Although mature mammalian retinal ganglion cells normally fail to regrow injured axons, exposure to the molecular environment of the peripheral nervous system stimulates regenerative growth. The present study used dissociated rat retinal ganglion cells purified by immunopanning to identify peripheral nervous system-derived factors that promote axonal outgrowth. Of the multiple growth factors investigated, only ciliary neurotrophic factor and the related cytokine, leukemia inhibitory factor, had striking neuritogenic activity, with half-maximal effects at 1-2 ng/ml. Brain-derived neurotrophic factor stimulated retinal ganglion cell survival nearly as well as ciliary neurotrophic factor, but had only minor effects on outgrowth. Thus, the neuritogenic effects of ciliary neurotrophic factor are not a simple consequence of increased survival. Ciliary neurotrophic factor-stimulated outgrowth was correlated with increased expression of the growth-associated membrane phosphoprotein, GAP-43, a hallmark of optic nerve regeneration in vivo. A high molecular weight fraction from media conditioned by rat optic or sciatic nerve mimicked the effect of ciliary neurotrophic factor in inducing axonal outgrowth. Ciliary neurotrophic factor was detected in the conditioned media on western blots, and the biological activity of the conditioned media was neutralized with an anti-ciliary neurotrophic factor antibody. These results indicate that ciliary neurotrophic factor has specific effects on axon outgrowth in retinal ganglion cells that are dissociable from its effects on cell survival, and that ciliary neurotrophic factor accounts for most of the axon-promoting activity for retinal ganglion cells present in either the sciatic or optic nerve.

Injury induced expression of growth-associated protein-43 in adult mouse retinal ganglion cells in vitro.

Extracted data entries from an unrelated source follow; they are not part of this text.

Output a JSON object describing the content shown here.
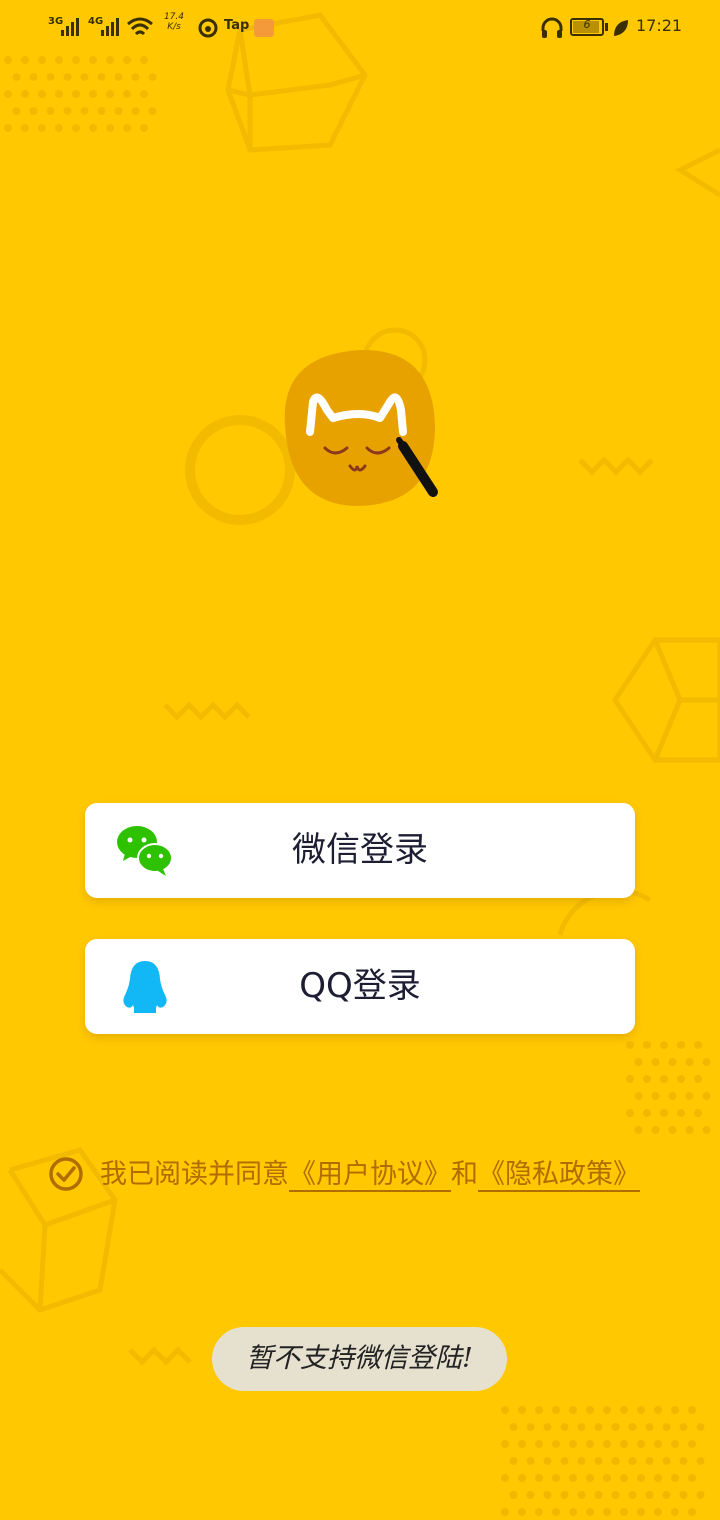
{
  "status_bar": {
    "network_1": "3G",
    "network_2": "4G",
    "speed_value": "17.4",
    "speed_unit": "K/s",
    "tap_label": "Tap",
    "battery_level": "6",
    "time": "17:21"
  },
  "logo": {
    "icon": "cat-logo-icon"
  },
  "login": {
    "wechat_label": "微信登录",
    "wechat_icon": "wechat-icon",
    "qq_label": "QQ登录",
    "qq_icon": "qq-penguin-icon"
  },
  "agreement": {
    "prefix": "我已阅读并同意",
    "user_agreement": "《用户协议》",
    "conjunction": "和",
    "privacy_policy": "《隐私政策》",
    "checked": true
  },
  "toast": {
    "text": "暂不支持微信登陆!"
  },
  "colors": {
    "background": "#FFC800",
    "accent": "#B06D00",
    "logo": "#E8A200",
    "wechat": "#2DC100",
    "qq": "#12B7F5"
  }
}
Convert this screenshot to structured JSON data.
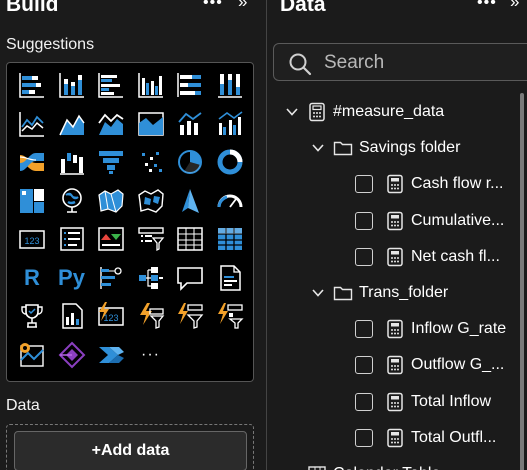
{
  "build": {
    "title": "Build",
    "suggestions_label": "Suggestions",
    "data_label": "Data",
    "add_data_button": "+Add data",
    "visuals": [
      {
        "name": "stacked-bar-chart-icon"
      },
      {
        "name": "stacked-column-chart-icon"
      },
      {
        "name": "clustered-bar-chart-icon"
      },
      {
        "name": "clustered-column-chart-icon"
      },
      {
        "name": "100-percent-stacked-bar-chart-icon"
      },
      {
        "name": "100-percent-stacked-column-chart-icon"
      },
      {
        "name": "line-chart-icon"
      },
      {
        "name": "area-chart-icon"
      },
      {
        "name": "stacked-area-chart-icon"
      },
      {
        "name": "100-percent-stacked-area-chart-icon"
      },
      {
        "name": "line-and-stacked-column-chart-icon"
      },
      {
        "name": "line-and-clustered-column-chart-icon"
      },
      {
        "name": "ribbon-chart-icon"
      },
      {
        "name": "waterfall-chart-icon"
      },
      {
        "name": "funnel-chart-icon"
      },
      {
        "name": "scatter-chart-icon"
      },
      {
        "name": "pie-chart-icon"
      },
      {
        "name": "donut-chart-icon"
      },
      {
        "name": "treemap-icon"
      },
      {
        "name": "map-globe-icon"
      },
      {
        "name": "filled-map-icon"
      },
      {
        "name": "shape-map-icon"
      },
      {
        "name": "azure-map-icon"
      },
      {
        "name": "gauge-icon"
      },
      {
        "name": "card-icon",
        "text": "123"
      },
      {
        "name": "multi-row-card-icon"
      },
      {
        "name": "kpi-icon"
      },
      {
        "name": "slicer-icon"
      },
      {
        "name": "table-icon"
      },
      {
        "name": "matrix-icon"
      },
      {
        "name": "r-script-visual-icon",
        "text": "R"
      },
      {
        "name": "python-visual-icon",
        "text": "Py"
      },
      {
        "name": "key-influencers-icon"
      },
      {
        "name": "decomposition-tree-icon"
      },
      {
        "name": "qa-icon"
      },
      {
        "name": "smart-narrative-icon"
      },
      {
        "name": "goals-icon"
      },
      {
        "name": "paginated-report-icon"
      },
      {
        "name": "card-new-icon",
        "text": "123"
      },
      {
        "name": "slicer-new-icon"
      },
      {
        "name": "filter-slicer-icon"
      },
      {
        "name": "button-slicer-icon"
      },
      {
        "name": "arcgis-map-icon"
      },
      {
        "name": "power-apps-icon"
      },
      {
        "name": "power-automate-icon"
      },
      {
        "name": "more-visuals-icon",
        "text": "···"
      }
    ]
  },
  "data_pane": {
    "title": "Data",
    "search_placeholder": "Search",
    "tree": [
      {
        "kind": "table",
        "label": "#measure_data",
        "level": 0,
        "checkbox": false,
        "icon": "measure-table"
      },
      {
        "kind": "folder",
        "label": "Savings folder",
        "level": 1,
        "checkbox": false,
        "icon": "folder"
      },
      {
        "kind": "measure",
        "label": "Cash flow r...",
        "level": 2,
        "checkbox": true,
        "icon": "calculator"
      },
      {
        "kind": "measure",
        "label": "Cumulative...",
        "level": 2,
        "checkbox": true,
        "icon": "calculator"
      },
      {
        "kind": "measure",
        "label": "Net cash fl...",
        "level": 2,
        "checkbox": true,
        "icon": "calculator"
      },
      {
        "kind": "folder",
        "label": "Trans_folder",
        "level": 1,
        "checkbox": false,
        "icon": "folder"
      },
      {
        "kind": "measure",
        "label": "Inflow G_rate",
        "level": 2,
        "checkbox": true,
        "icon": "calculator"
      },
      {
        "kind": "measure",
        "label": "Outflow G_...",
        "level": 2,
        "checkbox": true,
        "icon": "calculator"
      },
      {
        "kind": "measure",
        "label": "Total Inflow",
        "level": 2,
        "checkbox": true,
        "icon": "calculator"
      },
      {
        "kind": "measure",
        "label": "Total Outfl...",
        "level": 2,
        "checkbox": true,
        "icon": "calculator"
      },
      {
        "kind": "table",
        "label": "Calendar Table",
        "level": 0,
        "checkbox": false,
        "icon": "table"
      }
    ]
  },
  "colors": {
    "pane_bg": "#1b1b1b",
    "accent_blue": "#2f8fd8",
    "accent_orange": "#f2a12a",
    "accent_purple": "#8b3fc0"
  }
}
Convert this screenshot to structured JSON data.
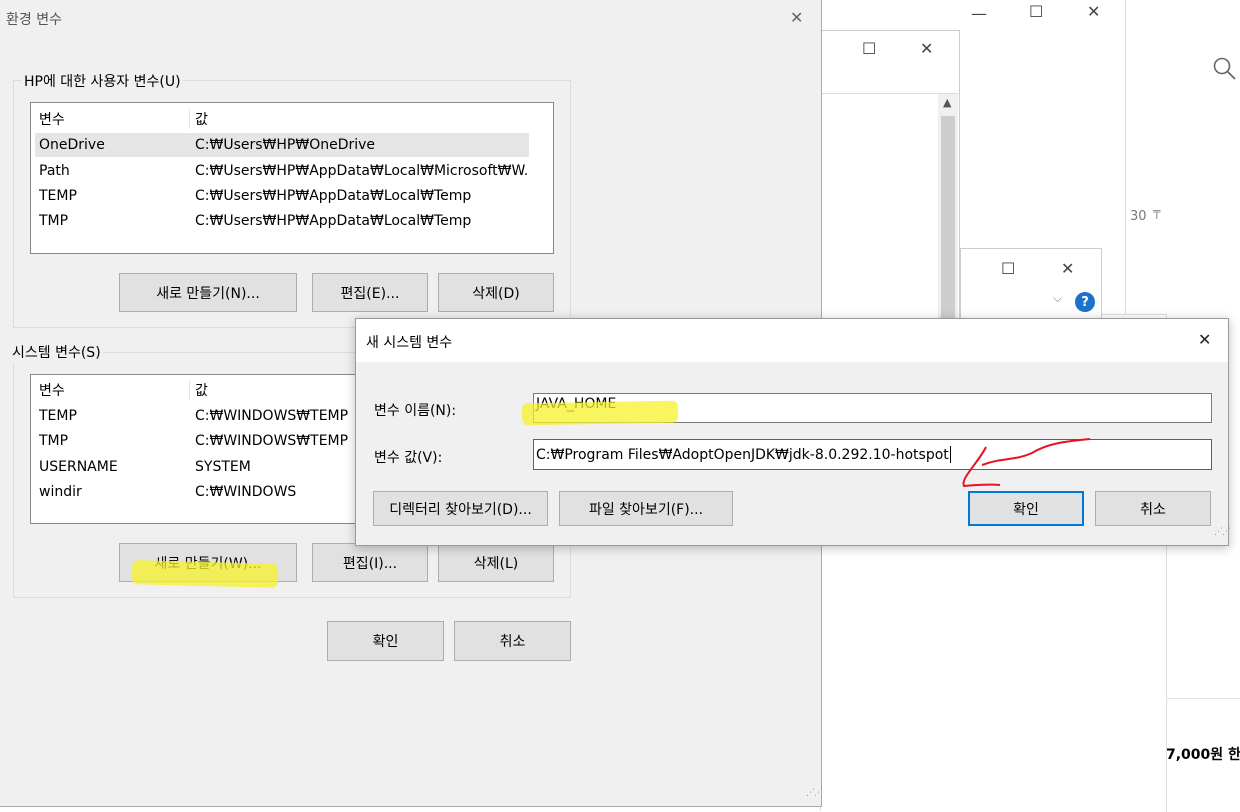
{
  "env_dialog": {
    "title": "환경 변수",
    "user_group_title": "HP에 대한 사용자 변수(U)",
    "user_table": {
      "headers": [
        "변수",
        "값"
      ],
      "rows": [
        [
          "OneDrive",
          "C:₩Users₩HP₩OneDrive"
        ],
        [
          "Path",
          "C:₩Users₩HP₩AppData₩Local₩Microsoft₩W..."
        ],
        [
          "TEMP",
          "C:₩Users₩HP₩AppData₩Local₩Temp"
        ],
        [
          "TMP",
          "C:₩Users₩HP₩AppData₩Local₩Temp"
        ]
      ]
    },
    "user_buttons": {
      "new": "새로 만들기(N)...",
      "edit": "편집(E)...",
      "delete": "삭제(D)"
    },
    "system_group_title": "시스템 변수(S)",
    "system_table": {
      "headers": [
        "변수",
        "값"
      ],
      "rows": [
        [
          "TEMP",
          "C:₩WINDOWS₩TEMP"
        ],
        [
          "TMP",
          "C:₩WINDOWS₩TEMP"
        ],
        [
          "USERNAME",
          "SYSTEM"
        ],
        [
          "windir",
          "C:₩WINDOWS"
        ]
      ]
    },
    "system_buttons": {
      "new": "새로 만들기(W)...",
      "edit": "편집(I)...",
      "delete": "삭제(L)"
    },
    "ok": "확인",
    "cancel": "취소"
  },
  "new_var_dialog": {
    "title": "새 시스템 변수",
    "name_label": "변수 이름(N):",
    "name_value": "JAVA_HOME",
    "value_label": "변수 값(V):",
    "value_value": "C:₩Program Files₩AdoptOpenJDK₩jdk-8.0.292.10-hotspot",
    "browse_dir": "디렉터리 찾아보기(D)...",
    "browse_file": "파일 찾아보기(F)...",
    "ok": "확인",
    "cancel": "취소"
  },
  "background": {
    "pin_count": "30",
    "price_text": "7,000원 한"
  },
  "colors": {
    "dialog_bg": "#f0f0f0",
    "accent": "#0078d7",
    "highlight": "#f5f22a",
    "annotation": "#e81123"
  }
}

In optic fibers, as in most axons of the central nervous system, the axonal growth-associated protein, GAP-43, is abundant during development but absent in adults. Since optic fibers can be induced to regenerate in culture, we examined whether this was associated with an increased expression of GAP-43 in adult mouse optic fibers that were regenerating from organotypic retinal explants on to laminin substrates. We found that simply placing adult mouse retina in culture under serum-free conditions was sufficient to induce GAP-43, which was detectable after about four to five days in vitro, coincident with the initiation of neurite outgrowth. In explants taken from animals in which the optic nerve was crushed in the orbit eight days prior to culturing, GAP-43 was observed within one day, as was neurite outgrowth. This priming effect was also seen in vivo as an increased level of GAP-43 reactivity in retinal ganglion cells and optic fibers in histological sections taken eight days after nerve crush. Reactivity in the adult fibers in culture was comparable to that observed in optic neurites growing from embryonic retinal explants and could be maintained for at least four weeks in culture. In the adult neurites, especially with longer times in culture, GAP-43 tended to be concentrated into varicosities that were often found in terminal-like arbors that formed in culture. Placing adult retina in culture under serum-free conditions in sufficient to induce re-expression of GAP-43 for an indefinite period of time. This suggests that GAP-43 expression and the propensity for growth in vivo may be repressed by a factor that is absent in vitro.